Boxplots (box and whisker plots)

Below you will find a series of examples showing how to produce boxplots, using the boxplot() function.

boxplot()

- boxplot(urb) Simple boxplot for a single variable
- boxplot(urb, notch=TRUE) "notched boxplot", marking the confidence interval for the mean. Make sure to use uppercase letters for TRUE!
- boxplot(urb, range = 2) range (default 1.5) defines where to place the inner fences, i.e. to define the outliers. 1.5 corresponds to 1.5 interquartile ranges. If you set range=0 the whiskers will extend to the minimum and maximum (no outliers possible).
- boxplot(urb, horizontal=TRUE) Draw the boxplot horizontally.
- boxplot(world[,20:22]) produces a parallel boxplot for columns 20 to 22 of our data frame (the three economic sectors); alternatively we could also write: boxplot(world[,c("gnpagr","gnpind","gnpserv")]). Of course you could also execute boxplot(world), but the resulting chart will be quite messy, as the variables have very different scales..
- boxplot(infmor ~continent) Boxplot by continent. boxplot() lets you specify a formula as argument, specifying the data.

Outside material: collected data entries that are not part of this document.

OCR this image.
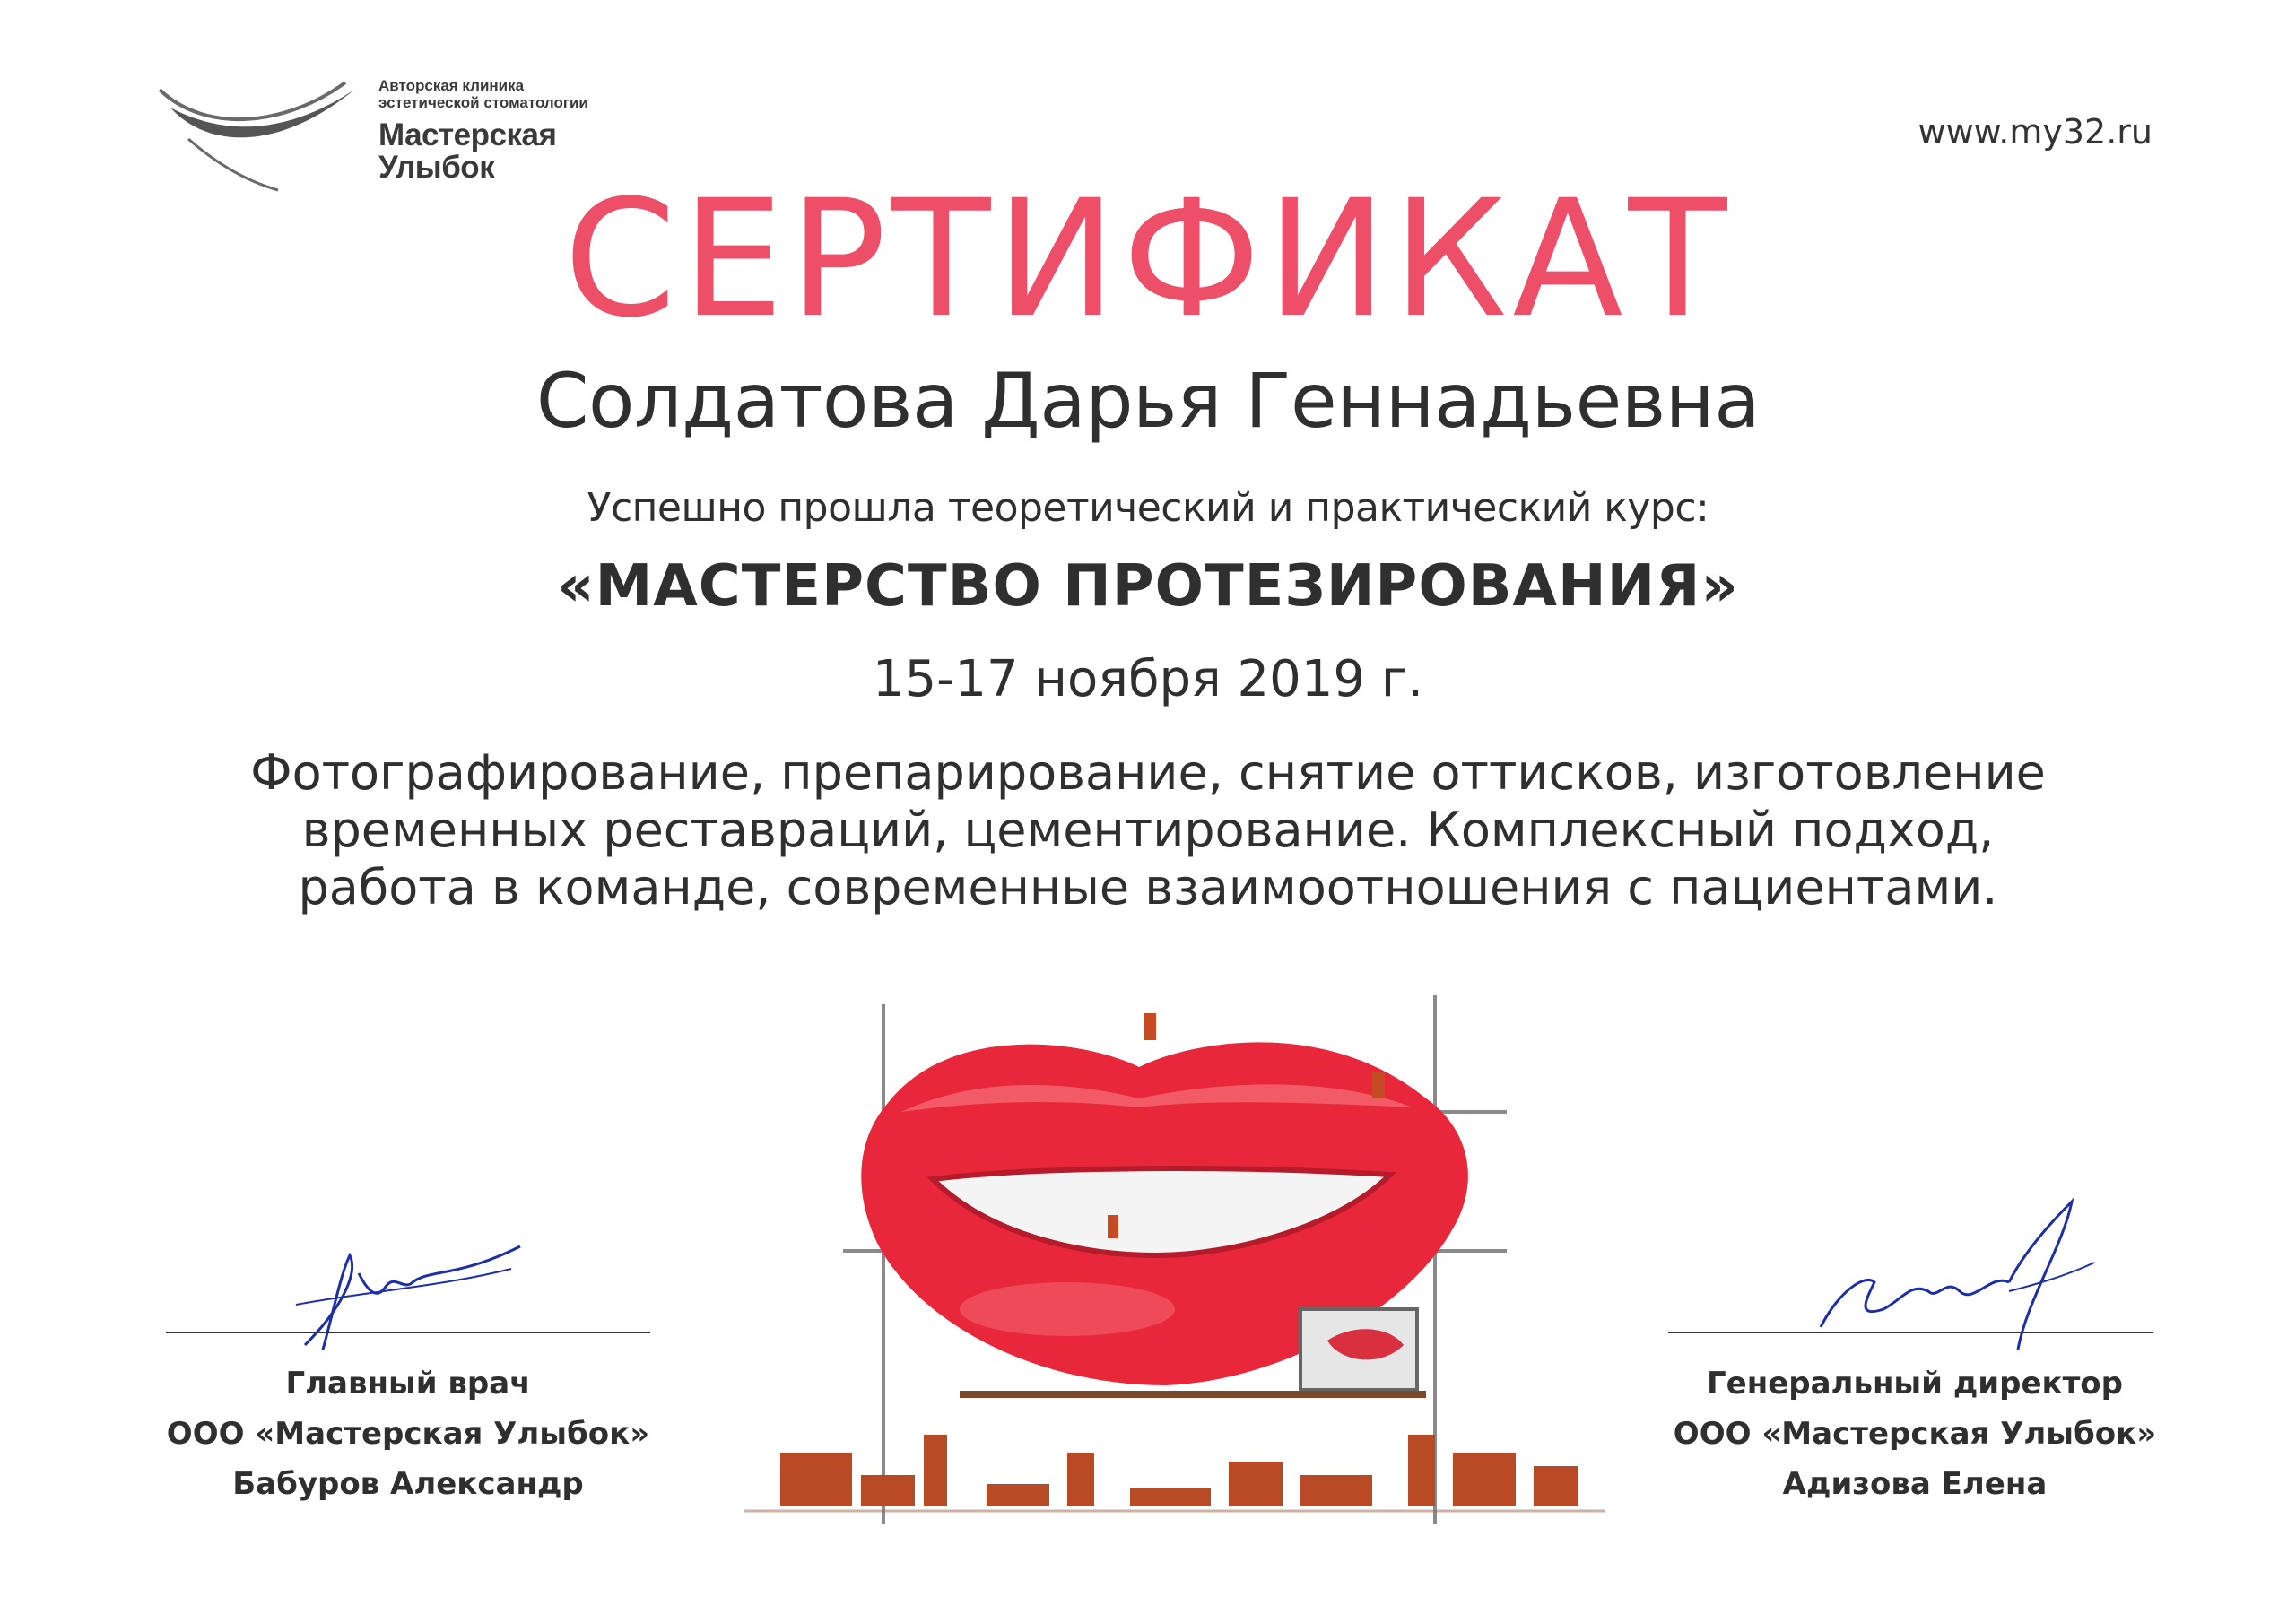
Авторская клиника
эстетической стоматологии
Мастерская
Улыбок
www.my32.ru
СЕРТИФИКАТ
Солдатова Дарья Геннадьевна
Успешно прошла теоретический и практический курс:
«МАСТЕРСТВО ПРОТЕЗИРОВАНИЯ»
15-17 ноября 2019 г.
Фотографирование, препарирование, снятие оттисков, изготовление
временных реставраций, цементирование. Комплексный подход,
работа в команде, современные взаимоотношения с пациентами.
Главный врач
ООО «Мастерская Улыбок»
Бабуров Александр
Генеральный директор
ООО «Мастерская Улыбок»
Адизова Елена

Note that if you wish to transform the variable before, you can write: boxplot(log10(infmor) ~continent)
- boxplot(infmor ~continent, varwidth=TRUE) produces a boxplot by continent as well, but the width of the boxes will be proportional to the square root of the numbers of observations in each continent. Note that - generally speaking - you could also supply a vector of values, containing the width for each box, based on a criterion you have defined previously.

boxplot() and the functions boxplot.stats and bxp it calls, allow -if you are able to program in R - to obtain any kind of boxplot you wish to produce. If you are curious, just examine the documentation and examples for these functions..

boxplot() does not identify outliers, but it is quite easy to program, as boxplot.stats() supplies a list of outliers..

Adding elements to a boxplot

You can add a density plot (barcode plot) to the boxplot.

boxplot(urb,horizontal=TRUE) rug(urb)

Identify outliers interactively

The identify() function can be used to interactively identify observations on a boxplot using the mouse. As the function, most useful for scatterplots (see this document)

, requires coordinates in the x and y direction, the example below creates a simple sequence variable: rep(1,length(area)) (1,2,3 ... up to the number of observations in the variable).boxplot(area, ylab="Area of the country") identify(rep(1, length(area)), super, rownames(worldl))

To stop the identification, use the

button or the context menu.Boxplot() in package car

Boxplot() (Uppercase B !) built on the base boxplot() function but has more options, specifically the possibility to label outliers.

- Boxplot(gnpind, data=world,labels=rownames(world)) identifies outliers, the labels are taking from world (the rownames are country abbreviations).
- Boxplot(gnpind, data=world,labels=rownames(world),id.method="identify") lets you identify outliers on the graph, using the mouse (click on an outlier to show its label).
- Boxplot(area~continent, data=world,labels=rownames(world)) Boxplot by continent.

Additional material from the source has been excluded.